Da marzo, la notifica preventiva è obbligatoria per operazioni con fatturato nazionale superiore a 567 milioni di euro e almeno 35 milioni per due delle imprese coinvolte. Contestualmente, i tempi di valutazione sono passati da 45 a 90 giorni, aprendo la strada a istruttorie più approfondite e incisive. 

Due diligence: un terreno ad alto rischio 

Quando la due diligence coinvolge concorrenti potenziali, il rischio antitrust diventa concreto. Prezzi, margini, piani di marketing o strategie di prezzo possono facilmente scivolare oltre la soglia del lecito. 

Per questo le imprese si affidano sempre più ai clean team, team ristretti e indipendenti che gestiscono l’accesso alle informazioni sensibili. Non si tratta solo di “proteggere i dati”: il clean team permette di valutare l’operazione in modo completo, senza rischiare scambi anticoncorrenziali. La selezione dei membri è cruciale: consulenti esterni, avvocati e advisor finanziari separati dal management operativo e senza responsabilità commerciali dirette. 

Barriere operative e tracciabilità 

Le autorità italiane ed europee richiedono segregazione funzionale e informatica, archivi protetti, tracciamento dei consulti e distruzione dei dati a operazione conclusa. 

Un clean team ben strutturato non è un dettaglio tecnico: è un presidio di compliance sostanziale. L’AGCM può contestare violazioni dell’art. 2 della Legge 287/1990, con sanzioni fino al 10% del fatturato. Per questo, documentare procedure, audit interni e registri di accesso è ormai prassi essenziale nelle migliori operazioni di M&A. 

NDA: la spina dorsale della riservatezza 

Le clausole di riservatezza non sono un mero formalismo. Devono definire con precisione le informazioni sensibili, stabilire modalità di accesso e prevedere obblighi post-istruttoria, come restituzione o distruzione dei dati. 

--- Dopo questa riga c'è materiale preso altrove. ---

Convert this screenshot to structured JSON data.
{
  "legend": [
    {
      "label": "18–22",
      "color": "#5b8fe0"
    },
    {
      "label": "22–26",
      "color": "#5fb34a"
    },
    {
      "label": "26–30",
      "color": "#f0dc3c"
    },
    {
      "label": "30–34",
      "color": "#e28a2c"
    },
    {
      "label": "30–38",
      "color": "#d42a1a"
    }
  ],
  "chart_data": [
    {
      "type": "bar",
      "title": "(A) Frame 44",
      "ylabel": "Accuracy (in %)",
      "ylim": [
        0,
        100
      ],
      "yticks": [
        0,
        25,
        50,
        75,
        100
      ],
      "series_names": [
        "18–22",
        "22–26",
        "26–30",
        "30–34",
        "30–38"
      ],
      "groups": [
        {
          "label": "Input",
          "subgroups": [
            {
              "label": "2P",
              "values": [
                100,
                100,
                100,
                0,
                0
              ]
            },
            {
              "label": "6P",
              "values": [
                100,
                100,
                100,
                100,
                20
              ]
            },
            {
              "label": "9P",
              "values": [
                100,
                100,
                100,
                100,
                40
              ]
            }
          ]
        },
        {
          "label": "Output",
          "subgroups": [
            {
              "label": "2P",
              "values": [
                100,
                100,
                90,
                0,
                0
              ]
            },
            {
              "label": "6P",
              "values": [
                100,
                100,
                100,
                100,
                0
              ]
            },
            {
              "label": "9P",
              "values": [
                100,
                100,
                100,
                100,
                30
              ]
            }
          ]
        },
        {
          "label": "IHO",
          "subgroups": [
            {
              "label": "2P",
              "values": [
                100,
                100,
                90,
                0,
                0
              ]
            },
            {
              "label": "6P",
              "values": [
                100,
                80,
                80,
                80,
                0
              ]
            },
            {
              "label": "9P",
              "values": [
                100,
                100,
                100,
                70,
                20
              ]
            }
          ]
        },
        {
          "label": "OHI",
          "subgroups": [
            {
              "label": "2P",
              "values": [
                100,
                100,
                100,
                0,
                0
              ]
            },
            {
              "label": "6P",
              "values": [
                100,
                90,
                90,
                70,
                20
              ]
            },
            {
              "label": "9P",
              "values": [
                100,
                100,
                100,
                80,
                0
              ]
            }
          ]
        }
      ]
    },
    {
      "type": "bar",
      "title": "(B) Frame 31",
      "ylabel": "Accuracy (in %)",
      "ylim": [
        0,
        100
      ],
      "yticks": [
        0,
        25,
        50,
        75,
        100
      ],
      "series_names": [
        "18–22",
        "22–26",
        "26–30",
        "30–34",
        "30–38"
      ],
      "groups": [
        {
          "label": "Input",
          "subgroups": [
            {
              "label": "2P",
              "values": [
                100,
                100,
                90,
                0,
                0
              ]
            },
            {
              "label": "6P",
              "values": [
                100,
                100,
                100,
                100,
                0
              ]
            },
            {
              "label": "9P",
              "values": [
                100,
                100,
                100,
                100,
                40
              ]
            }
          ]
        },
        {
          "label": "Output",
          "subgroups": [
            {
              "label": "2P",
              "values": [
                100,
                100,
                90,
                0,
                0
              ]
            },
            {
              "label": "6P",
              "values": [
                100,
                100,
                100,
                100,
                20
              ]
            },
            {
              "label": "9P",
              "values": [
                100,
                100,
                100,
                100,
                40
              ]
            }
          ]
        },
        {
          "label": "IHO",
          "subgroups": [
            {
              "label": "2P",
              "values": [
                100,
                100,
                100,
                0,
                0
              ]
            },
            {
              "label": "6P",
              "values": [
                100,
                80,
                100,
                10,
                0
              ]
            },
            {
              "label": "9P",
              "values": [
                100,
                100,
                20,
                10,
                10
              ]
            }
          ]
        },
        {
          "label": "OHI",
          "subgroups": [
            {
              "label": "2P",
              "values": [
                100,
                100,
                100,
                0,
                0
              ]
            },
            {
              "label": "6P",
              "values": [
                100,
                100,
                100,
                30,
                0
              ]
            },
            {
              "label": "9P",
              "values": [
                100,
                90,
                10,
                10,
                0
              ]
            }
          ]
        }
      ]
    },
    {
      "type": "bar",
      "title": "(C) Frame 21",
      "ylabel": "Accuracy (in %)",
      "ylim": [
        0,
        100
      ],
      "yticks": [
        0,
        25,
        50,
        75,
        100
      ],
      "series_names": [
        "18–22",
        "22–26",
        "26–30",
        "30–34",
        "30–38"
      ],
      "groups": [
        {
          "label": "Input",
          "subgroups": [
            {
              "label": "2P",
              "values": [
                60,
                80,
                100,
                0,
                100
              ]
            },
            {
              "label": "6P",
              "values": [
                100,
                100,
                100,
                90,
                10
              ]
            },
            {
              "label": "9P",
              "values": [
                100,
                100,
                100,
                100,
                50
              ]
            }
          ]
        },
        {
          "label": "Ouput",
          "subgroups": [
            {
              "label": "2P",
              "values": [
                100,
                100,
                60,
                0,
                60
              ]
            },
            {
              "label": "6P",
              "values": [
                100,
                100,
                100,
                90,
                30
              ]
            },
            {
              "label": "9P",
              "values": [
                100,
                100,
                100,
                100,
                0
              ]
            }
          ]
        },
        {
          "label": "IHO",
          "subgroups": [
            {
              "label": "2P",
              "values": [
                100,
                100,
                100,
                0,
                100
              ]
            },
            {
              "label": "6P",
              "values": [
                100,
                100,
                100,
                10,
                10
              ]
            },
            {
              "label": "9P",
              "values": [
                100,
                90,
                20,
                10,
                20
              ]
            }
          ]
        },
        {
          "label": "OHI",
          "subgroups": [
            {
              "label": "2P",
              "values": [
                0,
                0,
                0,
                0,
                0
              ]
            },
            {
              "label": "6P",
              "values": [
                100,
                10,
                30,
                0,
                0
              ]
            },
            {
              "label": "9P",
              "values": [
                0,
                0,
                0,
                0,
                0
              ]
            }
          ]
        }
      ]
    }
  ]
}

NDA calibrate e robuste non solo proteggono i dati, ma dimostrano diligenza e attenzione alla compliance, elemento chiave in caso di verifiche AGCM. 

 

Vendite competitive e best practice europea 

In operazioni con più acquirenti interessati agli stessi asset, il rischio antitrust cresce esponenzialmente. Oggi oltre il 70% delle operazioni cross-border europee prevede clean team formalizzati e procedure multilivello di accesso ai dati (Herbert Smith Freehills, 2024). 

In Italia, grandi banche d’affari e fondi di private equity adottano modelli di clean room compliance, integrando protocolli interni, formazione dedicata e monitoraggio costante delle operazioni. 

Un nuovo standard di trasparenza 

La due diligence non è più solo verifica contabile: è un test di cultura della compliance. 

Chi struttura il clean team con NDA solide e controlli interni tracciabili non solo riduce il rischio di sanzioni, ma conquista credibilità agli occhi di autorità e investitori. In un mercato dove la velocità delle operazioni si scontra con la rigidità dei controlli, la gestione dell’informazione con metodo e disciplina diventa il vero vantaggio competitivo. 

Oggi, più che mai, la compliance antitrust è una leva strategica per chi opera nel M&A.